Let’s face it: Top Gun‘s strong suit is not really the plot; hell, it’s not even Tom Cruise. This may have been the cinematic moment Tom Cruise tipped from being Tom Cruise, actor into Tom Cruise, celebrity who buys into his own special brand of bullshit. Indeed, Cruise has some gigantic, awful moments in the movie – they involve fist-pumps, hugs and displays of bravado – and even after Maverick reaches his moment of fighter pilot enlightenment, it’s hard not to view the character as an emotionally stunted frat boy allowed to play with multi-million dollar pieces of equipment.
No, the real joy of Top Gun is two fold: realizing Tom Cruise may be the only guy not in on the gag, and realizing every other actor realizes how totally fucking gay this movie is.
I mean that in the best possible way: I wish they’d make an actual movie about gay fighter pilots. Sadly, Top Gun is about as close as it gets but God bless Val Kilmer for playing it the way he saw it. (I vaguely remember someone asking Val Kilmer if Kiss Kiss Bang Bang’s Perry was the first gay character he’d ever played when he was doing press; Kilmer answered along the lines of, “You mean besides Iceman?”) The movie’s rife with moments of shirtless guys in locker rooms and stares between Iceman and Maverick that really… kind of make you wonder. Let’s also not forget the hilarious, wonderful insanity that is the Top Gun beach volleyball scene. It’s all oiled guys with flexing pectoral muscles grabbing each other’s asses and chest-bumping and shit.
Tom Cruise believes this is totally macho, y’all!
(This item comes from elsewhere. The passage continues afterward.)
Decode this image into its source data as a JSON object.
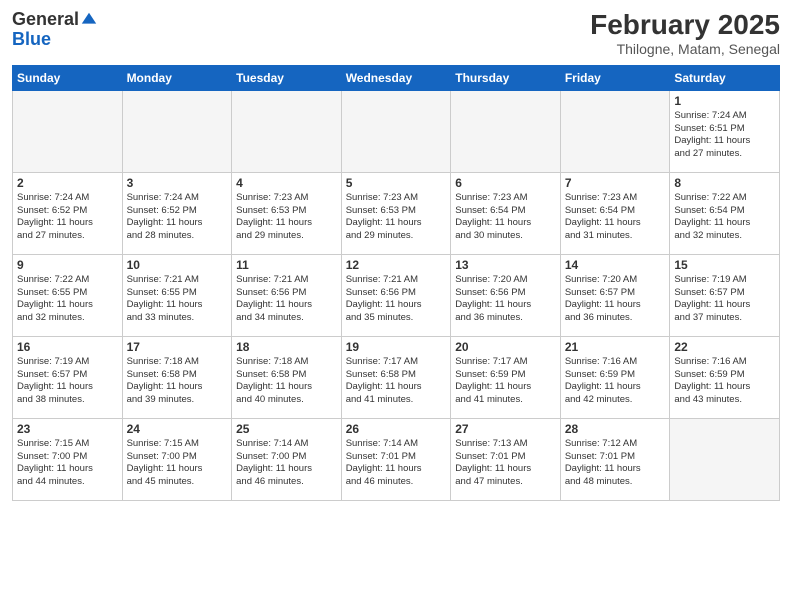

It is Kilmer who really shines in this movie. He steals scenes from Cruise right and left, frosted hair be damned. He is endlessly entertaining, probably because Val Kilmer didn’t give a shit. This is why I will always love, love, love Val Kilmer, no matter how bloaty he gets, no matter how far out there he goes, no matter how many trees he starts hugging; you have to appreciate the fact that even when the man doesn’t give a shit, he still rocks.
Plus, Top Gun has Michael Ironside. Nothing that has Michael Ironside in it can be said to be totally irreedemable.
The movie is an essential piece of 80s cheese. The love story will make you laugh (oh, dear, Kelly McGillis) and Tom Cruise will make you cry (from laughing). For heaven’s sake, if you haven’t seen it, what the hell is your problem?